Statusgraph has a simple client-server architecture. The Server serves the SPA Frontend, stores the graph data on disk and proxies metrics request to prometheus.
CLI
The server serves the Webapp and is the API Server that stores the graph information and issues requests towards prometheus/alertmanager.
Usage:
statusgraph server [flags]
Flags:
--config string path to the config file which contains the server configuration (default "/etc/statusgraph/config.yaml")
--data-dir string path to the data dir (default "/data")
-h, --help help for server
--static-dir string path to the static dir (default "/www")
Global Flags:
--loglevel string set the loglevel (default "info")
Overview
This config file has three main purposes:
- specify connection information for prometheus and alertmanager
- define how statusgraph selects alerts and how to map them to a graph node
- fetch metrics from prometheus and how to map them to a graph node
Example
See the following annotated config example for further explanation.
upstream:
prometheus:
# you can use http basic auth here in the form of http://user:pass@example.com
url: http://localhost:9090
alertmanager:
url: http://localhost:9093
mapping:
# this defines which alerts we display and how to find the correpsonding graph node
# use a `label_selector` to filter for specific alerts
# and `service_labels` and `service_annotations` to specify to which graph node this alert belongs
alerts:
label_selector:
- severity: "critical"
- severity: "warning"
important: "true"
# red & green lamp indicator
# Use this if your alerts use a specific label for a service (e.g. app=frontend / app=backend ...)
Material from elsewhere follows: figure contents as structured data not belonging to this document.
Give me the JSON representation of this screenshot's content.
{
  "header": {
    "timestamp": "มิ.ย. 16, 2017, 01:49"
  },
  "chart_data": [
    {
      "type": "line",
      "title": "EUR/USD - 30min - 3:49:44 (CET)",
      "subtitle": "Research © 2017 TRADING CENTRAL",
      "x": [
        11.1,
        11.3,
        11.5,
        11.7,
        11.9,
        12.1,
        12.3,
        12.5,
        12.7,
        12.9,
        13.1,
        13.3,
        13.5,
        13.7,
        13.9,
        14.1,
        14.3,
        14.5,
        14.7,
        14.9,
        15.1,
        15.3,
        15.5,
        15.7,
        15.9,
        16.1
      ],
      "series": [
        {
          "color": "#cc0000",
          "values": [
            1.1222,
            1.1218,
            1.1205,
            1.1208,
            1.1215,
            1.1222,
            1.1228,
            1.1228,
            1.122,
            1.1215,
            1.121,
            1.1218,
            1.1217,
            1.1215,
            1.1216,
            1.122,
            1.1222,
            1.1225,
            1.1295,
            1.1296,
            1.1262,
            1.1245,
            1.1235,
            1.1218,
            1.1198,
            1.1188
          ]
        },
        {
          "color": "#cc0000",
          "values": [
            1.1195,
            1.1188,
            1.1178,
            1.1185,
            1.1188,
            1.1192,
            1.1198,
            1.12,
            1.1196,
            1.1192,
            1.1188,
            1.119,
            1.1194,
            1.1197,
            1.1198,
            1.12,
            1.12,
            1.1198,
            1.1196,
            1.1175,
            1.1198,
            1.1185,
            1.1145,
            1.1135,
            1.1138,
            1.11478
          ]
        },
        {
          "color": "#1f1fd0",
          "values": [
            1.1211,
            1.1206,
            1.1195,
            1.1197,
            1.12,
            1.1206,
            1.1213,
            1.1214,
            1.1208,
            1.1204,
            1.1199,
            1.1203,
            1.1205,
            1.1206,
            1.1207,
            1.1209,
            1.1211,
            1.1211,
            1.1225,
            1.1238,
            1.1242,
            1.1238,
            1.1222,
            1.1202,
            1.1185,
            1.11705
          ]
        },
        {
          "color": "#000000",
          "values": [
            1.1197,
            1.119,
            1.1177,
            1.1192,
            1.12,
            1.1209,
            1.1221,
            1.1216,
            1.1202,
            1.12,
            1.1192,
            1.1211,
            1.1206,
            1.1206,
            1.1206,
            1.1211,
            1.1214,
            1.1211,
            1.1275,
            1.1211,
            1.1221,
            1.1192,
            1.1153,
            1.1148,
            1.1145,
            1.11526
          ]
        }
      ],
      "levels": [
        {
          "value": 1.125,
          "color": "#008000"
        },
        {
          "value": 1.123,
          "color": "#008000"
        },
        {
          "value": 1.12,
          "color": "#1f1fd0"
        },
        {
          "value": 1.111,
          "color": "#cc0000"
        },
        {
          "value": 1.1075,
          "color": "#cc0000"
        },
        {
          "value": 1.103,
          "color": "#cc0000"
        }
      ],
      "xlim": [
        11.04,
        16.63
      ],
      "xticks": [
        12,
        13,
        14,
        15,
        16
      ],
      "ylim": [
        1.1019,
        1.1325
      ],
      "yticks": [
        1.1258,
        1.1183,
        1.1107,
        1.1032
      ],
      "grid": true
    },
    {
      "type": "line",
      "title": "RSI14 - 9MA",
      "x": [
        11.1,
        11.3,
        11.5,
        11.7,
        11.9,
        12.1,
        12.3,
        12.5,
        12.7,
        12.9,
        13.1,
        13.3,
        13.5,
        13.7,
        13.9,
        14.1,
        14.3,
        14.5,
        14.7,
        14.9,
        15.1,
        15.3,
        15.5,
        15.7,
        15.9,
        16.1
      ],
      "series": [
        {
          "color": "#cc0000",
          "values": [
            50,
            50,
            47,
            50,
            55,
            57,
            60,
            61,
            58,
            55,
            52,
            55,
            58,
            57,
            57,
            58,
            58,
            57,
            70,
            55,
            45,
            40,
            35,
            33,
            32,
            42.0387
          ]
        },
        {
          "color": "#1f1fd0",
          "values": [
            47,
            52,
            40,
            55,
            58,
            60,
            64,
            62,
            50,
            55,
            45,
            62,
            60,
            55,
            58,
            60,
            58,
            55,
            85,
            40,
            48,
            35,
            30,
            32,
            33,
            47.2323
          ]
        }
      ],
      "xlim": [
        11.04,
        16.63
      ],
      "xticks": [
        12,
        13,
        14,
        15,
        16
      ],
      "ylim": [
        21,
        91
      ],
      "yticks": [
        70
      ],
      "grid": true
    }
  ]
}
# this tells statusgraph to map alerts to nodes using the following labels/annotations
service_labels:
- "service_id"
service_annotations:
- "statusgraph-node"
metrics:
# green lamp indicator!
# this helps statusgraph to find all existing services by fetching the label values
# reference: https://prometheus.io/docs/prometheus/latest/querying/api/#querying-label-values
service_labels:
- 'service_id'
queries:
# just as an example
- name: cpu wait
query: sum(rate(node_pressure_cpu_waiting_seconds_total[1m])) by (service_id) * 100
service_label: service_id